To compute the conversation_relevancy metric, the following parameters are required in every turn of the conversation:
  • input: The user message in the conversation.
  • actual_output: The chatbot’s corresponding response.
This metric will evaluate the whole conversation, including all turns, to evaluate the relevance of the response in context, not just in isolation.

How Is It Calculated?

The conversation_relevancy score is computed using an LLM-as-a-judge approach:
  1. Analyze Context Flow: The LLM reads the conversation sequentially to understand the evolving context.

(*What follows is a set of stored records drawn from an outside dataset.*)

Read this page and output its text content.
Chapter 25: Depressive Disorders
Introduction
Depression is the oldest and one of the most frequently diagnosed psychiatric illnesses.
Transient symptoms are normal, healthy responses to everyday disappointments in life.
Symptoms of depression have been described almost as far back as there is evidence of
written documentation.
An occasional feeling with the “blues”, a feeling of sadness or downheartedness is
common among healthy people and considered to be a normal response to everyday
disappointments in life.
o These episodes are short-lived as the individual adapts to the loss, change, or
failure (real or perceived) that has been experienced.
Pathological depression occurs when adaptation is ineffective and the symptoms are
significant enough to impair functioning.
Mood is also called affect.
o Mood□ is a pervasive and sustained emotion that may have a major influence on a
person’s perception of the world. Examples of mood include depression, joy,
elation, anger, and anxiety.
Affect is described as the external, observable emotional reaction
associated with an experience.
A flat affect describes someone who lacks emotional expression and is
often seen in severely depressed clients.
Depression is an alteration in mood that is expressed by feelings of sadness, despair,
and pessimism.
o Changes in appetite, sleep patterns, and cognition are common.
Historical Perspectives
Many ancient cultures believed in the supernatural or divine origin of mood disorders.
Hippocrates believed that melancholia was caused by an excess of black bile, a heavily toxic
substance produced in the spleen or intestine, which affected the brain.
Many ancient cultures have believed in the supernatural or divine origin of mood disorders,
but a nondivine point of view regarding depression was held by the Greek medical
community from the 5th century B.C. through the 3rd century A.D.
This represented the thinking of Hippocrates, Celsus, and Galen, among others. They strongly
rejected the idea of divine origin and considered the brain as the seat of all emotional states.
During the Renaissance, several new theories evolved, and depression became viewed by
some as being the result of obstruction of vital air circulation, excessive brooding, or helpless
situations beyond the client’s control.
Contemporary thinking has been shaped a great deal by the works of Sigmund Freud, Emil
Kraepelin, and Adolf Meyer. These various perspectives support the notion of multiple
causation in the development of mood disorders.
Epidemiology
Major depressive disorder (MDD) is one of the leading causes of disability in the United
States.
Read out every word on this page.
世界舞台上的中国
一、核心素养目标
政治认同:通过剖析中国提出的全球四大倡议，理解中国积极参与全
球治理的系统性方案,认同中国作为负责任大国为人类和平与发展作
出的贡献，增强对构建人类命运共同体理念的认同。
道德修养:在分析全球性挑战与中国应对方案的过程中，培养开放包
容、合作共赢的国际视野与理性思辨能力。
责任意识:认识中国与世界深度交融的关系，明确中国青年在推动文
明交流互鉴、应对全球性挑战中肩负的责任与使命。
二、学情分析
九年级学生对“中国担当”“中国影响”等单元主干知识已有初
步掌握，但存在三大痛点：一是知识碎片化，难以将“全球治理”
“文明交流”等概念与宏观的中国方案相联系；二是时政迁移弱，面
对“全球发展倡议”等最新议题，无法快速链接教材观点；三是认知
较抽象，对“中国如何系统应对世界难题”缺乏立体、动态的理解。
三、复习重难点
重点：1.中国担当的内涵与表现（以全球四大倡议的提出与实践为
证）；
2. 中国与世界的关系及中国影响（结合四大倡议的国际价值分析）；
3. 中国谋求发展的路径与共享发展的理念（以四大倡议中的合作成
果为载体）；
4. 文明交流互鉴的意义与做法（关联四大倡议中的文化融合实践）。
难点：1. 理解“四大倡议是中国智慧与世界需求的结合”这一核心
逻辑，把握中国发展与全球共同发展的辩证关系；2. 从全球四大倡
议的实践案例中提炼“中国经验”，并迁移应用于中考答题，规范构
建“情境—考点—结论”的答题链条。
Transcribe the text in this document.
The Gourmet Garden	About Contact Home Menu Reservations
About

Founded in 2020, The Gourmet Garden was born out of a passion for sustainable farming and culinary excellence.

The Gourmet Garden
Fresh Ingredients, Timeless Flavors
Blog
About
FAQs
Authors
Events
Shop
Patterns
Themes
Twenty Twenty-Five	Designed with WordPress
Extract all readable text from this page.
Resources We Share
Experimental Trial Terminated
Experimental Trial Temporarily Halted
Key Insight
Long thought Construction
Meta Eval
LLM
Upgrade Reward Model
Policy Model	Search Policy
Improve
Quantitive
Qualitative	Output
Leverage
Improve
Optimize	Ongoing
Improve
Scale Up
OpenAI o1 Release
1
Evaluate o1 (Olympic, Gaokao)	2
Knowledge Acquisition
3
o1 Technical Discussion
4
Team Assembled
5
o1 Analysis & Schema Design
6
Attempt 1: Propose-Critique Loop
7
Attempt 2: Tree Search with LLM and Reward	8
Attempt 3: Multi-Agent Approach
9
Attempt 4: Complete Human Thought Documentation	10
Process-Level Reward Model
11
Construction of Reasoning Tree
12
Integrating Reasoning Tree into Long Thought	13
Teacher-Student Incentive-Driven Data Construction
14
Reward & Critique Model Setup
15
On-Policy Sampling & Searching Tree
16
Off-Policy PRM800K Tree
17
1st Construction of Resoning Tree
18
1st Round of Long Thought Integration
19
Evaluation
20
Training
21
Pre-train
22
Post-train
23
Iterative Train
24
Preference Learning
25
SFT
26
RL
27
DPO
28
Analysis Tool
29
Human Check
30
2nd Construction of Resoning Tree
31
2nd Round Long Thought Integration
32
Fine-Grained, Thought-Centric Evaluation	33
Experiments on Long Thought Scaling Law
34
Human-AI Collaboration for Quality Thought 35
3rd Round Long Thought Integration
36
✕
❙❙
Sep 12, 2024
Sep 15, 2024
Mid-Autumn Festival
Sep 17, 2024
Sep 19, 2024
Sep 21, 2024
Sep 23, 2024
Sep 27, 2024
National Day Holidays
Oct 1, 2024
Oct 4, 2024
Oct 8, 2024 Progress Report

  2. Evaluate Each Turn: For every agent response, the LLM determines if it directly addresses the user’s immediate input, makes sense given previous turns, and stays on-topic.
  3. Consider Natural Conversation Dynamics: The LLM accounts for minor clarifications or brief tangents that serve a purpose, and focuses on significant relevance failures rather than minor imperfections.
The metric assigns a binary score:
  • Score 1.0 (Relevant): The agent maintains overall coherence with only minor or justifiable deviations. Responses align with the user’s intent and conversation history.
  • Score 0.0 (Irrelevant): The agent demonstrates significant irrelevance issues—repeatedly ignoring context, contradicting established information, or going off-topic without justification.